The late 1980s and early 1990s were a heady time of transition in China, particularly for its then nascent avant-garde art scene. The Mao-era restrictions placed upon culture had only been lifted a few years earlier—and then not entirely—and the Tiananmen Square protests and crackdown in the summer of 1989 cast a pall on newfound freedoms.
The photographer Xiao Quan captured that era through black and white portraits of many of China’s artistic pioneers, now on display in the exhibition Our Generation at chi K11 Shanghai (through 31 August).

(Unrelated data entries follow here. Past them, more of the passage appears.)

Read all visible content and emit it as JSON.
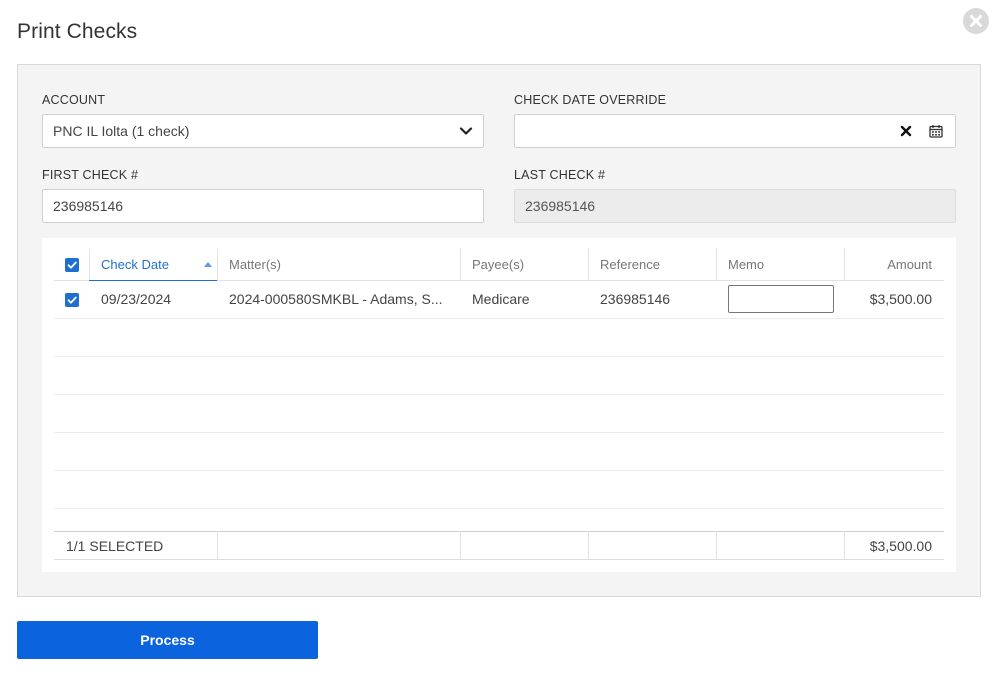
{
  "dialog": {
    "title": "Print Checks",
    "close_icon": "close-circle-icon"
  },
  "form": {
    "account": {
      "label": "ACCOUNT",
      "value": "PNC IL Iolta (1 check)"
    },
    "check_date_override": {
      "label": "CHECK DATE OVERRIDE",
      "value": ""
    },
    "first_check": {
      "label": "FIRST CHECK #",
      "value": "236985146"
    },
    "last_check": {
      "label": "LAST CHECK #",
      "value": "236985146"
    }
  },
  "grid": {
    "columns": [
      "Check Date",
      "Matter(s)",
      "Payee(s)",
      "Reference",
      "Memo",
      "Amount"
    ],
    "sorted_column": "Check Date",
    "rows": [
      {
        "selected": true,
        "check_date": "09/23/2024",
        "matters": "2024-000580SMKBL - Adams, S...",
        "payees": "Medicare",
        "reference": "236985146",
        "memo": "",
        "amount": "$3,500.00"
      }
    ],
    "footer": {
      "selected_count": "1/1 SELECTED",
      "total": "$3,500.00"
    }
  },
  "actions": {
    "process_label": "Process"
  },
  "colors": {
    "accent": "#0b64dd",
    "checkbox": "#1f6fd1",
    "panel_bg": "#f4f4f4"
  }
}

Xiao was a protégée of the French photographer Marc Riboud, whose 20 years in China is depicted in the concurrent exhibition of 170 images by Xiao in another room of the museum.
Combined with street shots of the era, the main show follows the early careers of figures like Raise the Red Lantern director Zhang Yimou. Chinese rock music progenitor Cui Jian is shown both off stage and on, sometimes performing to perplexed soldiers. Literary greats Wang Anyi, San Mao, Wang Shuo and Yu Hua receive cameos, and many images capture the youth of now-establishment artists like Chen Danqing, Fang Lijun, and He Duolin, and the curator Lv Peng, who organised the show.

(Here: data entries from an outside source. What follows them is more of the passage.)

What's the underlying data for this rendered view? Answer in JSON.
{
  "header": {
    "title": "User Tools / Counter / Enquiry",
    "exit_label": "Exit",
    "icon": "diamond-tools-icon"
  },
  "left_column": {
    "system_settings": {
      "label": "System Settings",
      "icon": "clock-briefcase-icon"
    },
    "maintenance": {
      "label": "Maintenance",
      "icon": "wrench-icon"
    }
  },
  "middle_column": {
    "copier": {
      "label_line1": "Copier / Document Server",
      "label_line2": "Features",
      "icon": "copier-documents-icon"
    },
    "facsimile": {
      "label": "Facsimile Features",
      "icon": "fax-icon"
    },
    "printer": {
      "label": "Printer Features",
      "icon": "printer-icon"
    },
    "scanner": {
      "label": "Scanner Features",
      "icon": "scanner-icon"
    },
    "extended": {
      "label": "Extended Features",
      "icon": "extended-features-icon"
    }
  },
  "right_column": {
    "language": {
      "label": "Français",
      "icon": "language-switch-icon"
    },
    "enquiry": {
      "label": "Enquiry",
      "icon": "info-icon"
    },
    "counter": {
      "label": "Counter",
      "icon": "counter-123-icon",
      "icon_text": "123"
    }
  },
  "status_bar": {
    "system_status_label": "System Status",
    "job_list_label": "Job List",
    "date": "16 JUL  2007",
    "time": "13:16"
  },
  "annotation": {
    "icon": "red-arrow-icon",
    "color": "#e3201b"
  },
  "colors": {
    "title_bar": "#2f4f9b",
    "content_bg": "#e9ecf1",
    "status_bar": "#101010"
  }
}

“Most of my audience is very young, so probably they are not connected to the photos by nostalgia,” Xiao says. “It’s their parents who belong to ‘Our Generation’,” which the artist defines as those born under Mao Zedong and raised under the influence of elder statesman Deng Xiaoping, who is credited with opening China to global markets.
During that time, “China witnessed an unprecedented social and political correction. Deng Xiaoping restored the respect and exploration for truth, knowledge and education. Artists used to be shackled,” Xiao says. But as the Communist government loosened its stranglehold, artists “all worked as volunteers, just like me in the old days, without a penny in our pockets. I was there at the beginning of this dream, just an honest and genuine person, working for what I cherished. This generation is precious and deserves to be remembered by history.”